Operation Effectivness
evaluating ongoing effectiveness of control policies and procedures provides added assurance that controls are operating as prescribed and acheiving their intended purpose.
Components of Operational Effectiveness
- Diagnostic Controls-designed to achieve efficiency in operations of the firm to get the most from resources used
- Control Effectiveness- following should be applied to systems development
A. Strategic Master Plan-should be developed and updated annually. It should show projects that must be completed to acheive long range cmpany goals and address the company’s hardware, software, personnel, and infrastructure requirements
B. Data Processing Schedule
C. Steering Committee-guide and oversee systems development and acquisition
D. System Performance Measurements
IT Responsibilities and Segregation of Duties
Roles and Respons of IT Professionals
- System Analyst
A. Internall Developed System- works with end users to determine sys requirements, designs over all application system, determines type of network
B. Purchased system-integrates the application with existing internal and purchased applications; provides training to users
- Computer Programmer
A. Application Programmer/Software Developer (software engineers)-writing and/or maintaining application programs
B. System Programmer-to install, support, and monitor and maintain operating system, including capacity planning.
- Computer Operator-schedule and run processing jobs. Can be automated and in large computing environments, must be automated. This position is somewhat archaic.
- IT Supervisor-manage IT department
- File Librarian-store and protect programs and tapes from damage and unauthorized used. In large computing environments, much of this is automated.
- Data Librarian-custody of and maintains the entity’s data and ensures that productiondata is released only to authorized individuals when needed.

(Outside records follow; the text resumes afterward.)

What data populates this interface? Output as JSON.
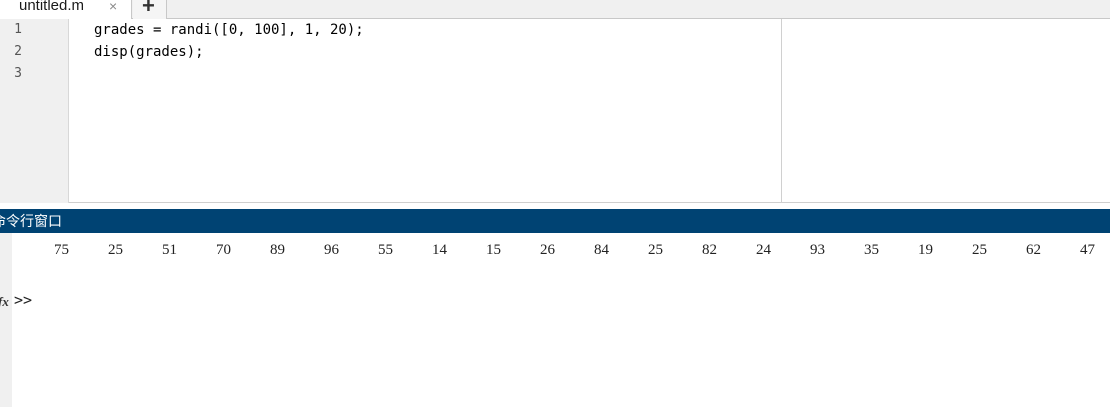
{
  "editor": {
    "tab": {
      "label": "untitled.m",
      "close": "×"
    },
    "add_tab": "+",
    "lines": [
      {
        "number": "1",
        "code": "grades = randi([0, 100], 1, 20);"
      },
      {
        "number": "2",
        "code": "disp(grades);"
      },
      {
        "number": "3",
        "code": ""
      }
    ]
  },
  "command_window": {
    "title": "命令行窗口",
    "output": [
      75,
      25,
      51,
      70,
      89,
      96,
      55,
      14,
      15,
      26,
      84,
      25,
      82,
      24,
      93,
      35,
      19,
      25,
      62,
      47
    ],
    "fx": "fx",
    "prompt": ">>"
  }
}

- Security Administrator-responsible for the assignment of initial passwords and often the maintenance of those passwords.
- System Administrator-
A. Database Admin-responsible for maintaining and supporting the database software and performing certain security functions. *Database admins differ from data admins; a database administrator responsbiel for actual database software and data admin is resonsible for definition, planning, and control of the data within a database.
B. Network Admin-support computer networks through performance monitoring and troubleshooting
C. Web Admin-responsbiel for information on a website
- Data Input Clerk-perpare, verify, and input data to be processed
- Hardware Technician-sets up and configures hardware and troubleshoots hardware
- End user-workers in an org who enter data into system or who use the information processed by system.
Segregation of Duties within Information Technology
System Analysts vs Computer Programmers
System Analysts-system and hardware designer
Computer Programmers-software designer
Theoretically, if the same person is in charge of hardware and software, that person could easily bypass security systems without anyone knowing and steal organizational information and assets.
Segregation of Duties within Information Technology
Computer Operators vs Computer Programmers
threat is that the person performing both functions could make unauthorized and undetected program changes.
Segregation of Duties within Information Technology
Security Administrators vs Computer Operators and Computer Programmers.
Threat is that if security admin were also a programmer or an operator for that system, that person could give himself/herself or another person access to areas they shouldn’t have authority to access.